O DINHEIRO SALVOU O FUTEBOL BRASILEIRO DO RACISMO -DO LIVRO DE JONES ROSSI E LEONARDO MENDES JUNIOR




O DINHEIRO SALVOU O FUTEBOL BRASILEIRO DO
RACISMO
A bola posicionada no quarto de círculo é o sinal para um
relaxamento não escrito nas regras do futebol. Ela parte do pé direito do
batedor, ganha altura e velocidade até chegar à linha lateral da grande área,
onde inicia a curva que fará com que caia perigosamente na direção do gol,
um pouco além da primeira trave e abaixo do travessão. Enquanto isso, uma
dezena de jogadores troca todo tipo de empurrões, puxões e ofensas em um
pedaço de grama menor que um lavabo. Antes de todos se recolocarem para
um novo escanteio, um grito, alto o bastante para se sobrepor aos demais sons
captados pelos microfones de transmissão, claramente ultrapassa os limites
do momento mais sem lei de uma partida de futebol:
– Seu macaco do caralho!
O grito parte de Danilo, zagueiro do Palmeiras, homem pardo na
eclética paleta racial brasileira. O alvo é Manoel, zagueiro do Atlético
Paranaense, indiscutivelmente negro.
Os dois jogadores são os mais ativos no vale-tudo da grande área
naquele momento do primeiro confronto de oitavas de final da Copa do Brasil
de 2010. Para se livrar do marcador e ter mais chance de fazer um gol,
Manoel dá uma cabeçada no adversário. Após o goleiro Marcos socar a bola
pela linha de fundo, Danilo revida com uma cusparada e o grito:
– Seu macaco do caralho!
O jogo fica momentaneamente paralisado. Alguns empurrões
depois, com a devida mediação da arbitragem, a partida é retomada. No
segundo tempo, Manoel pisa deliberadamente em Danilo. Na semana
seguinte, a Arena da Baixada, estádio do Atlético, recebe o jogo de volta,
ocasião em que o jogador ofendido se recusa a cumprimentar o agressor. A
essa altura, Danilo já é réu em um inquérito da Justiça Desportiva.

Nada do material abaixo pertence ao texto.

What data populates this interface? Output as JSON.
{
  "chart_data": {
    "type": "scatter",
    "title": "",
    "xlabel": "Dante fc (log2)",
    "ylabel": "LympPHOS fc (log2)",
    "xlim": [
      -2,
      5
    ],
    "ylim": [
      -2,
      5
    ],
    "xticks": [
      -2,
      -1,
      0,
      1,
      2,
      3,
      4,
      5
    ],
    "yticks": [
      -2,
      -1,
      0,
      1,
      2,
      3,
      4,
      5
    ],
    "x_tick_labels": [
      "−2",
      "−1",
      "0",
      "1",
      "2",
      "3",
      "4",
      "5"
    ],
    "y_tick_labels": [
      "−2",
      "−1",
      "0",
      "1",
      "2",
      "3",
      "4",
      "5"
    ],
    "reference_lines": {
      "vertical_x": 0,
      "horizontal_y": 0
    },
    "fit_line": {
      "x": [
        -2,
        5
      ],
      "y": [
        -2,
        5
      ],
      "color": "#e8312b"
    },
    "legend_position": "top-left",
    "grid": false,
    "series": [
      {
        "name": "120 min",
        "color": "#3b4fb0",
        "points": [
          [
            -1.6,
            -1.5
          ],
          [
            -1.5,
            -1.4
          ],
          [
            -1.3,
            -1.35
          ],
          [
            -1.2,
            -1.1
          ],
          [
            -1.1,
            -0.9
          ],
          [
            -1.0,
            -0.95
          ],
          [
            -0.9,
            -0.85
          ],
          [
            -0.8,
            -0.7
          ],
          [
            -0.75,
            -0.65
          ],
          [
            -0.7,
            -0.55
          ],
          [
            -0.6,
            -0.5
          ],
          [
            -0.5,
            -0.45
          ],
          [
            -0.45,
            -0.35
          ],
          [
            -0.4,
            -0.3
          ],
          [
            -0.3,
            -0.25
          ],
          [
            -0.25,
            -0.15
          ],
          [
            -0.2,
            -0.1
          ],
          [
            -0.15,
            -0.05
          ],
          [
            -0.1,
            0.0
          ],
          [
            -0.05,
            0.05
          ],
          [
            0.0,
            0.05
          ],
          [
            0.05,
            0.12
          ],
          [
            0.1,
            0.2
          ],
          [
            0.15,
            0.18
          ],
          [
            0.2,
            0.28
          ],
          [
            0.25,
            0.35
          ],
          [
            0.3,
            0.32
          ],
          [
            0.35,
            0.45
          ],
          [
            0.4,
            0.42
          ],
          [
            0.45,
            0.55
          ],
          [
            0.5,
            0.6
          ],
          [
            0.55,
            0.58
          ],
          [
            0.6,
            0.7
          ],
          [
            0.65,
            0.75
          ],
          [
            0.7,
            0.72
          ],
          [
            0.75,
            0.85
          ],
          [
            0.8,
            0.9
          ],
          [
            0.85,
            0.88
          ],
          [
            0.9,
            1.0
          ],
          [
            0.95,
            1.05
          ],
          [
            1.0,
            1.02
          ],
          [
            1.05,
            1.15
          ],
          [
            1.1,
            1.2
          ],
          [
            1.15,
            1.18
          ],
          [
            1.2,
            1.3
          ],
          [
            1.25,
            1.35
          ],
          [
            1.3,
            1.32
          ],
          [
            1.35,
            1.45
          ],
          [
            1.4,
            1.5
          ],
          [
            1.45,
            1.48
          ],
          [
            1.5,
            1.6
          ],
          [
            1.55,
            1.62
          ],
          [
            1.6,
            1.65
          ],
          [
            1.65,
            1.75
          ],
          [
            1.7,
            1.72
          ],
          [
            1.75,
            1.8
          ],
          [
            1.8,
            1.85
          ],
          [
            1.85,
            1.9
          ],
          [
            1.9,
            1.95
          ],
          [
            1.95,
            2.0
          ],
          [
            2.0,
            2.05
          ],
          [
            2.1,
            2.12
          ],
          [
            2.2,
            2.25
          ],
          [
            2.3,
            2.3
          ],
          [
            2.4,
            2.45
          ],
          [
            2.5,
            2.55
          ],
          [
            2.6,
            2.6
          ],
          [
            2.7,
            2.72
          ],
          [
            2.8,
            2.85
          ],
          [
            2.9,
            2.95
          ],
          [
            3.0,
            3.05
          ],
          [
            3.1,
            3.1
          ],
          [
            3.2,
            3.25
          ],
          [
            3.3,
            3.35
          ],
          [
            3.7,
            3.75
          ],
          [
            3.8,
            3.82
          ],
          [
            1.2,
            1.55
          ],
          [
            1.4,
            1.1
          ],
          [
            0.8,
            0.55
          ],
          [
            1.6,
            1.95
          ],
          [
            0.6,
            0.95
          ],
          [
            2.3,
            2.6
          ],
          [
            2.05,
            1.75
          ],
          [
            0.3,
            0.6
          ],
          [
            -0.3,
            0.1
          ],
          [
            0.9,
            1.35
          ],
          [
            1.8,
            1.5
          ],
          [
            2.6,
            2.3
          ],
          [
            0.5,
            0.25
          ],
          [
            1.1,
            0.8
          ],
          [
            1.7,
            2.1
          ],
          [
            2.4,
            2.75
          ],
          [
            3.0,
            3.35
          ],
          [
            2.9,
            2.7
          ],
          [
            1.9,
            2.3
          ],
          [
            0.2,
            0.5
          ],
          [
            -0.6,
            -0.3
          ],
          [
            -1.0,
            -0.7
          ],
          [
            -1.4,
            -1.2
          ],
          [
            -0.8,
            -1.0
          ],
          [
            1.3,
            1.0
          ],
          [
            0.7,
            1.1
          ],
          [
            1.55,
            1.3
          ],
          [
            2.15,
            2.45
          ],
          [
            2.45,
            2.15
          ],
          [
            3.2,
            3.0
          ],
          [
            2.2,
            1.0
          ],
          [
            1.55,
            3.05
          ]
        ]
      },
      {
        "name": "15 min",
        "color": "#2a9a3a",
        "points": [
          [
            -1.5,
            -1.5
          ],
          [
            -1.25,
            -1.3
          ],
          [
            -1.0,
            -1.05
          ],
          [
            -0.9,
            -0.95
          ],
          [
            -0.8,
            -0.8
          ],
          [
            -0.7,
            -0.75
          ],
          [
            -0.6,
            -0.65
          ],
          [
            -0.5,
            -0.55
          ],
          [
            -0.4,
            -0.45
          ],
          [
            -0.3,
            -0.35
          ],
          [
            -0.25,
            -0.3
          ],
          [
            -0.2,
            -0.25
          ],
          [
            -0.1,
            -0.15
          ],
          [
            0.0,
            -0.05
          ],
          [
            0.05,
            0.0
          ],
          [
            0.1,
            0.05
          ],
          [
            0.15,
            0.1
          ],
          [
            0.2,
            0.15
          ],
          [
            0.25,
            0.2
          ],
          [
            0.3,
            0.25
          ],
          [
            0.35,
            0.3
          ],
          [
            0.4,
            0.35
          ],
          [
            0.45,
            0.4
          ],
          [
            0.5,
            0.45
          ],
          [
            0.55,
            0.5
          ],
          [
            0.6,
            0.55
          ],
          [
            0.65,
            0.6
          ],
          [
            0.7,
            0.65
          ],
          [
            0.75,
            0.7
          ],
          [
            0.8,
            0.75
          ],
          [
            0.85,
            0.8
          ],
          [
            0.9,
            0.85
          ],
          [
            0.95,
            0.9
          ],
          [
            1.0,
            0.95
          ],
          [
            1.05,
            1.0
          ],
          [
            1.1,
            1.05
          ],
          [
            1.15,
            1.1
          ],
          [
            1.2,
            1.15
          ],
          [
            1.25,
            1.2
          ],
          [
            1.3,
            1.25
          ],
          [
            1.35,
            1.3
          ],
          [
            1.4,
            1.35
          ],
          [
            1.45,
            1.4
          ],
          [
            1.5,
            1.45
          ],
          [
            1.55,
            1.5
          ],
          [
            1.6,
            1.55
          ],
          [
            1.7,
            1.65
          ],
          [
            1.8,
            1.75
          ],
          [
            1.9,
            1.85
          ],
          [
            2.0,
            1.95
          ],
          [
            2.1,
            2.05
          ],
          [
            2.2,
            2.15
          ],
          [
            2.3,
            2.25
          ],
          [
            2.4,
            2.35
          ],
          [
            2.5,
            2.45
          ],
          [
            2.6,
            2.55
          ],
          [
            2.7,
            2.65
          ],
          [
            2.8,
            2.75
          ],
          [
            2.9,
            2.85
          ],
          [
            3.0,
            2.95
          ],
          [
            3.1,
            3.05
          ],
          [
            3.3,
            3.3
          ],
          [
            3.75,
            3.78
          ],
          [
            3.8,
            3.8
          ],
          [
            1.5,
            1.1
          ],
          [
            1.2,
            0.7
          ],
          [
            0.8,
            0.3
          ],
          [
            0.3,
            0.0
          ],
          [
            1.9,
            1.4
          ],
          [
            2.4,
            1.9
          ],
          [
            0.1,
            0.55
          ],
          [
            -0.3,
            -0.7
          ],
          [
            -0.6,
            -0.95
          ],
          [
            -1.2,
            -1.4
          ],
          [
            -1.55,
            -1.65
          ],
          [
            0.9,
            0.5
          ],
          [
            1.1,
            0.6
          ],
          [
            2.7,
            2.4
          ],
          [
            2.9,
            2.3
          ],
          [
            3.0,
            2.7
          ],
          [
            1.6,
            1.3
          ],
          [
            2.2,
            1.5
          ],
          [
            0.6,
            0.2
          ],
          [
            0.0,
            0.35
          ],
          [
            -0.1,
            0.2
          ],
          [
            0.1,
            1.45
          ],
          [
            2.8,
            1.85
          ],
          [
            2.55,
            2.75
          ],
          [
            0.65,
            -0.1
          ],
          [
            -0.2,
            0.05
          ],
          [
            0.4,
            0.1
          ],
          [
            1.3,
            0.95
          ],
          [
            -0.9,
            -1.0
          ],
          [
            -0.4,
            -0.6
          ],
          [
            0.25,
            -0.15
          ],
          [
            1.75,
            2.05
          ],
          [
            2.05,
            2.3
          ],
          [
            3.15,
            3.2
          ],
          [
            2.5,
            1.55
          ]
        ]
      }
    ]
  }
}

Surpreendentemente, porém, o que tem potencial para lhe causar prejuízo
maior é a cusparada, não a ofensa racial.
O futebol segue uma legislação própria, concentrada no Código
Brasileiro de Justiça Desportiva. Ali está reunido tudo o que atleta e equipe
não podem fazer dentro da disputa e a que tipo de punições estão sujeitos. Em
2010, no universo paralelo do futebol, praticar ato discriminatório, desdenhoso
ou ultrajante relacionado a preconceito em razão da cor – um crime que, no
mundo real, pode dar cadeia – resulta em um afastamento de cinco a dez
partidas. O mesmo conjunto de normas dava à cusparada, agressão
inexistente no Código Penal Brasileiro, gravidade suficiente para valer de seis
a doze partidas de suspensão.13
Danilo foi julgado pela Justiça Desportiva dias depois do jogo de
volta e recebeu punição condizente aos dois delitos segundo a lei do futebol. A
cusparada rendeu seis jogos de afastamento e a ofensa racial, cinco. Ao
explicar seu voto, o relator do Superior Tribunal de Justiça Desportiva (STJD,
o STF do futebol) qualificou a cusparada como “ofensa gravíssima” e o grito
“seu macaco do caralho”, como “ofensa grave”. Um dos auditores, Nicolao
Constantino, sequer considerou ofensa racial e votou por dois jogos de
afastamento.14
Atenuar o efeito do termo “macaco” no meio
futebolístico foi a estratégia de defesa dos advogados de
Danilo na Justiça comum. Não colou. Em 19 de
dezembro de 2012, o Tribunal de Justiça do Estado de
São Paulo condenou o zagueiro a um ano de reclusão,
pena convertida no pagamento de 540 salários mínimos –
cerca de R$ 350 mil.
A dificuldade em detectar e punir o racismo é histórica no tribunal.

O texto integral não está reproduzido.